Cape Town - Former president Jacob Zuma said on Thursday that he was not surprised by Julius Malema's claims that Derek Hanekom lobbied the EFF to help to oust him.

Zuma tweeted on Thursday: "I'm not surprised by (Julius Malema's) revelations regarding Derek Hanekom. It is part of the plan I mentioned at the Zondo Commission. Derek Hanekom is a known enemy agent."

Dropping the political bomb on Tuesday, Malema claimed that Hanekom and Solly Mapaila, first deputy-general secretary of the SACP, lobbied them to help oust Zuma and even shared a list of ANC MPs who were prepared to vote with them.

On Wednesday Hanekom denied that he shared names with the EFF, saying he only met them and challenged them to produce an audio recording of the meeting. 

He said he had no idea why Malema suddenly on Tuesday decided to make the confidential meeting public.



In a text message that was circulated widely on social media on Wednesday, Hanekom said it was no secret that there was a number of discussions with opposition parties to force Zuma out.  

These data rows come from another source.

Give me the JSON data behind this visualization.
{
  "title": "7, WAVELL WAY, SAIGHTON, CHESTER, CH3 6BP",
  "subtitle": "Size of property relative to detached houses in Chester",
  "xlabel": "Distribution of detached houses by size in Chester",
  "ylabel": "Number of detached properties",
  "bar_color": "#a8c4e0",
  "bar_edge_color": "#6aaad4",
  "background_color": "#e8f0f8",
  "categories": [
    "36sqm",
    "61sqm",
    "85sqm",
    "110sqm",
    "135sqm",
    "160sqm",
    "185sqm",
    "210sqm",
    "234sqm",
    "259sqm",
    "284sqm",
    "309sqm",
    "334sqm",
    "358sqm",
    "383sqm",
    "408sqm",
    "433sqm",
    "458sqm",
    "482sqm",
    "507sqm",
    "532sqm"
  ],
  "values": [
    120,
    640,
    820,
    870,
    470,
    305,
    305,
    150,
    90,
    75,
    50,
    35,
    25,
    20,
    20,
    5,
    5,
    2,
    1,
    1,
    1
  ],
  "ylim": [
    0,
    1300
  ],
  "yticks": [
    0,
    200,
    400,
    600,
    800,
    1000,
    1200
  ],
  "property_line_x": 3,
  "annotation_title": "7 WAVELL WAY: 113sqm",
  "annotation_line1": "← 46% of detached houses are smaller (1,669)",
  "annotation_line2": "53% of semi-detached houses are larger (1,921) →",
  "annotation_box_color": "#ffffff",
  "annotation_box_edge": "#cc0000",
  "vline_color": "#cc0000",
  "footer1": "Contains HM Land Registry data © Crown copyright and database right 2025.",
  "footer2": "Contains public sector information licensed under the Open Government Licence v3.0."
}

“I had coffee with Godrich Gardee (EFF’s secretary general) twice at the Eastgate Mugg and Bean. Maybe even three times. I did not give him a list of ANC names nor did I say that Pravin and I were discussing the formation of a new party,” he wrote to the SABC. 

Hanekom later also responded to whether the revelations should also see him being dragged to the commission probing allegations that there are party members who helped to form smaller breakaway parties ahead of the May general elections, saying he had nothing to answer for.

“No, this had nothing to do with forming any party. There is nothing to explain. There is nothing wrong with members of different parties meet(ing) with each other. He (Malema) initiated it,” Hanekom said in response.

Earlier this month Zuma told the Zondo Commission inquiry into state capture about an alleged decades-long campaign of character assassination in an attempt to "get rid" of him.

“Some say this old man is angry,” he said at the time. “All I’m saying is people must be very careful. When I say, I will say things about them - I mean it.”

He warned his detractors that he would reveal information about more “spies” in the ruling party, after claiming his former Cabinet ministers Siphiwe Nyanda and Ngoako Ramatlhodi were double agents in the apartheid-era.

“They will think I am mad when I reveal them one by one,” he told the commission.